Pemilik Tanah Segel SD, Orangtua Siswa Blokir Jalan

Istimewa
Loading...

SORONG/86 -- Tak terima sekolah disegel pemilik tanah, puluhan orang tua siswa dan sejumlah murid SD Inpres 74 di Distrik Malawei, Kota Sorong, Papua Barat, Rabu 20 Februari 2019 siang melakukan aksi blokir jalan. Aksi itu dilakukan tepat di depan gedung sekolah, di Jalan Jendral Sudirman, Kota Sorong.

Akibatnya, jalan tersebut sempat tak bisa dilewati kendaraan roda dua dan empat. Penyegelan sekolah membuat pelajar tak bisa melakukan aktivitas belajar-mengajar.

Pihak yang mengklaim berhak atas lahan tersebut melakukan penyegelan karena hingga saat ini proses ganti rugi tanah belum dibayarkan oleh Pemerintah Kota Sorong.

Aparat Kepolisian dari Polres Sorong Kota, yang dipimpin Kabag Ops, Kompol Eko Yusmiarto langsung turun ke lokasi untuk meredam kemarahan para orang tua siswa. Namun ketegangan sempat terjadi karena puluhan orang tua siswa yang mulai kesal dengan aksi segel pintu gerbang sekolah.

“Sudah kurang lebih sepekan ini anak-anak kami yang merupakan siswa di SD Inpres 74 ini tidak dapat melaksanakan aktivitas belajar dengan baik karena sekolah mereka disegel, hal ini yang memicu puluhan orang siswa melakukan aksi protes, memblokir jalan agar adanya perhatian dari pihak pemerintah setempat terkait permasalahan yang terjadi,” kata Yosina, salah seorang orang tua siswa.

Setelah perwakilan dari Pemkot Sorong melakukan negosiasi, akhirnya aksi blokir jalan dilerai. Selain membuka blokir jalan, pintu gerbang sekolah yang disegel juga dibuka oleh petugas Satpol PP dan polisi.

Namun aksi protes berlanjut dilakukan oleh pemilik tanah.
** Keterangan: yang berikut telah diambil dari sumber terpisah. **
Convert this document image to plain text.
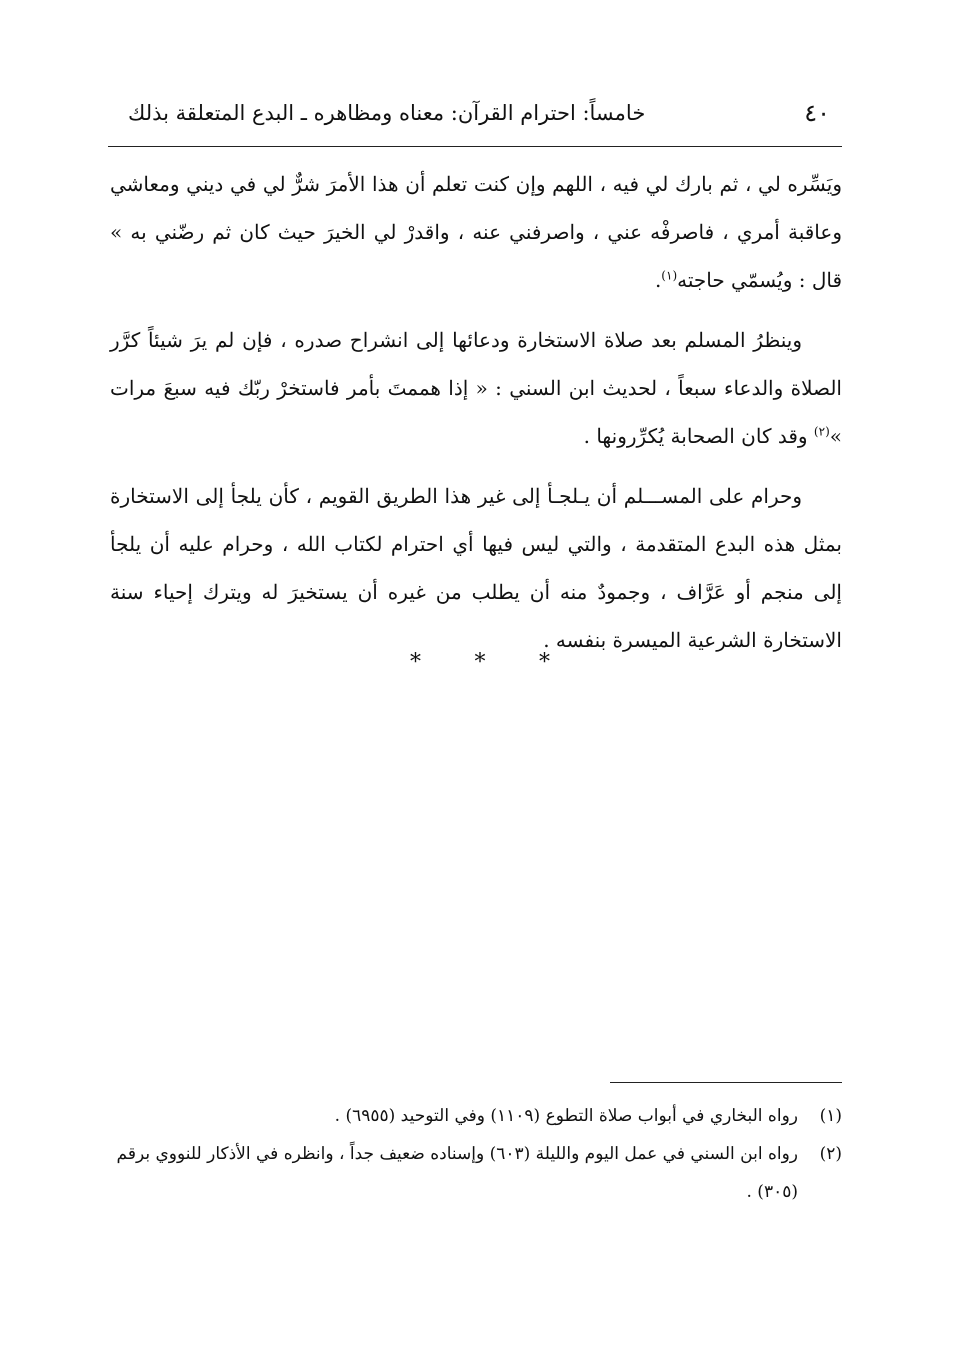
٤٠
خامساً: احترام القرآن: معناه ومظاهره ـ البدع المتعلقة بذلك

ويَسِّره لي ، ثم بارك لي فيه ، اللهم وإن كنت تعلم أن هذا الأمرَ شرٌّ لي في ديني ومعاشي وعاقبة أمري ، فاصرفْه عني ، واصرفني عنه ، واقدرْ لي الخيرَ حيث كان ثم رضّني به » قال : ويُسمّي حاجته$^{(١)}$.

وينظرُ المسلم بعد صلاة الاستخارة ودعائها إلى انشراح صدره ، فإن لم يرَ شيئاً كرَّر الصلاة والدعاء سبعاً ، لحديث ابن السني : « إذا هممتَ بأمر فاستخرْ ربّك فيه سبعَ مرات »$^{(٢)}$ وقد كان الصحابة يُكرِّرونها .

وحرام على المســـلم أن يـلجـأ إلى غير هذا الطريق القويم ، كأن يلجأ إلى الاستخارة بمثل هذه البدع المتقدمة ، والتي ليس فيها أي احترام لكتاب الله ، وحرام عليه أن يلجأ إلى منجم أو عَرَّاف ، وجمودٌ منه أن يطلب من غيره أن يستخيرَ له ويترك إحياء سنة الاستخارة الشرعية الميسرة بنفسه .

* * *
(١)
رواه البخاري في أبواب صلاة التطوع (١١٠٩) وفي التوحيد (٦٩٥٥) .
(٢)
رواه ابن السني في عمل اليوم والليلة (٦٠٣) وإسناده ضعيف جداً ، وانظره في الأذكار للنووي برقم (٣٠٥) .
Mereka tidak puas dengan dibuka kembalinya segel pintu sekolah karena permasalahan ganti rugi belum terselesaikan. Sempat terjadi adu mulut, namun petugas langsung bisa melerai.

Menurut Kabag Pertanahan Pemkot Sorong, Anhar Akib Kadar, pihaknya mempersilakan jika pihak yang mengaku sebagai pemilik tanah garapan melakukan gugatan ke pengadilan. (okezone)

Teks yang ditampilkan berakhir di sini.